A propósito de cobardia...
Segundo Kierkegaard, a cobardia é a arqui-inimiga da decisão. Uma pessoa pode ler isto e pensar que é mesmo assim, que muitas vezes temos receio de tomar uma decisão, e que então adiamos a decisão. Mas temos a tentação de pensar que não é assim, pelo menos connosco, na maioria das vezes. Tendemos a pensar que a nossa vida é uma constante de decisões, muitas delas corajosas, muitas delas contra verdadeiros perigos e arriscando muito, ou empenhando muito tempo e esforço. E, no entanto, é justamente a este estado de coisas que Kierkegaard se dirige: à nossa renovada coragem para lutar pelo sucesso, para defender o nosso talento, para lutar no mundo usando as nossas capacidades para enfrentar perigos imensos e ganhar o reconhecimento, aquela promoção, aquele ordenado, aquele aplauso dos chefes e dos iguais, aquele estar entre os outros e sentir que os outros nos admiram por tudo aquilo que conseguimos apesar das dificuldades. E, no entanto, é justamente a este estado de coisas que Kierkegaard chama cobardia.
"E, no entanto, a distinção entre cobardia e orgulho é uma falsa distinção, pois as duas são, na verdade, uma e a mesma coisa. A pessoa orgulhosa quer sempre fazer o que está certo, a grande acção. [...] Quer ter uma grande tarefa à sua frente e executá-la de livre vontade. E, assim, ele está muito contente com o seu lugar. [...]
[...] Claro que a verdadeira cobardia nunca se mostra como tal. Não faz um grande alarido. Não, ela está bem escondida e silenciosa. E, no entanto, ela junta a si todas as outras paixões porque a cobardia está muito confortável e é muito obediente em associação com outras paixões. [...]
[...] O verdadeiro significado da decisão é que nos dá uma conexão íntima. [...] A cobardia, por seu lado, apenas quer saber das coisas realmente importantes, das grandes coisas, não para que realize qualquer coisa com todo o coração, mas para ser lisonjeada por fazer qualquer coisa que é nobre e grande. Contudo, escondido por detrás do que é exaltado não está nada senão uma desculpa para não conquistar as pequenas coisas, que o sujeito omitiu, simplesmente porque eram pequenas.

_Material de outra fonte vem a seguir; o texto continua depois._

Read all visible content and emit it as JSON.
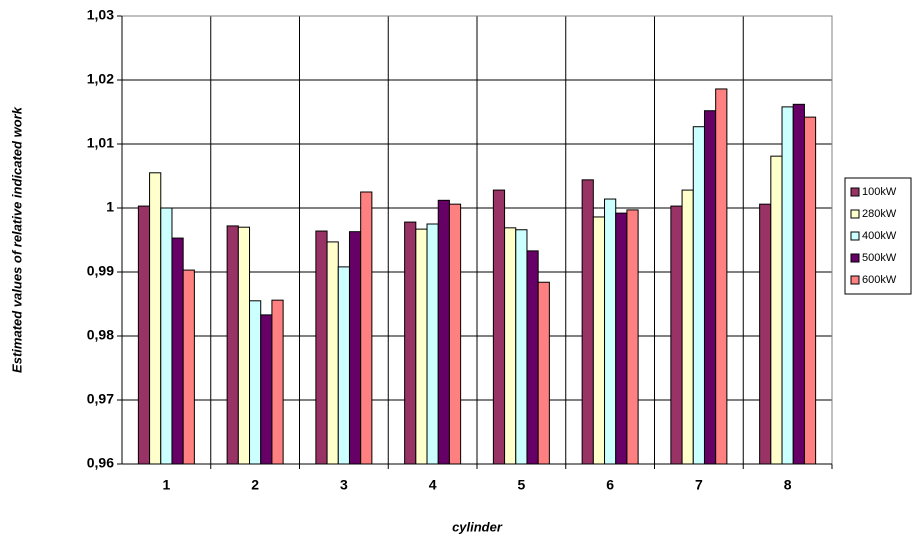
{
  "chart_data": {
    "type": "bar",
    "x_label": "cylinder",
    "y_label": "Estimated values of relative indicated work",
    "categories": [
      "1",
      "2",
      "3",
      "4",
      "5",
      "6",
      "7",
      "8"
    ],
    "series": [
      {
        "name": "100kW",
        "color": "#993366",
        "values": [
          1.0003,
          0.9972,
          0.9964,
          0.9978,
          1.0028,
          1.0044,
          1.0003,
          1.0006
        ]
      },
      {
        "name": "280kW",
        "color": "#ffffcc",
        "values": [
          1.0055,
          0.997,
          0.9947,
          0.9967,
          0.9969,
          0.9986,
          1.0028,
          1.0081
        ]
      },
      {
        "name": "400kW",
        "color": "#ccffff",
        "values": [
          1.0,
          0.9855,
          0.9908,
          0.9975,
          0.9966,
          1.0014,
          1.0127,
          1.0158
        ]
      },
      {
        "name": "500kW",
        "color": "#660066",
        "values": [
          0.9953,
          0.9833,
          0.9963,
          1.0012,
          0.9933,
          0.9992,
          1.0152,
          1.0162
        ]
      },
      {
        "name": "600kW",
        "color": "#ff8080",
        "values": [
          0.9903,
          0.9856,
          1.0025,
          1.0006,
          0.9884,
          0.9997,
          1.0186,
          1.0142
        ]
      }
    ],
    "ylim": [
      0.96,
      1.03
    ],
    "yticks": [
      {
        "value": 0.96,
        "label": "0,96"
      },
      {
        "value": 0.97,
        "label": "0,97"
      },
      {
        "value": 0.98,
        "label": "0,98"
      },
      {
        "value": 0.99,
        "label": "0,99"
      },
      {
        "value": 1,
        "label": "1"
      },
      {
        "value": 1.01,
        "label": "1,01"
      },
      {
        "value": 1.02,
        "label": "1,02"
      },
      {
        "value": 1.03,
        "label": "1,03"
      }
    ],
    "grid": true,
    "legend": "right"
  }
}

Portanto, não te deixes enganar. Pode ser que com grandes decisões os outros se maravilhem contigo. Contudo, terás perdido a única coisa que é precisa. Podes ser honrado nesta vida, relembrado por monumentos erigidos em tua honra, mas Deus irá dizer-te: "Pessoa infeliz. Por que não escolheste o caminho melhor? Confessa a tua fraqueza e enfrenta-a.""
Kierkegaard
"Que não sejamos enganados neste assunto de querer apenas uma coisa. Aquele que quer o Bem, por exemplo, por mor de qualquer recompensa também não quer apenas uma coisa. Tem um pensar-duplo. Não é difícil de ver. O Bem é uma coisa; a recompensa é outra coisa. Querer o Bem por mor da recompensa não é querer uma coisa, mas duas. Se um homem ama uma rapariga por mor da sua riqueza, quem o chamará de amante?"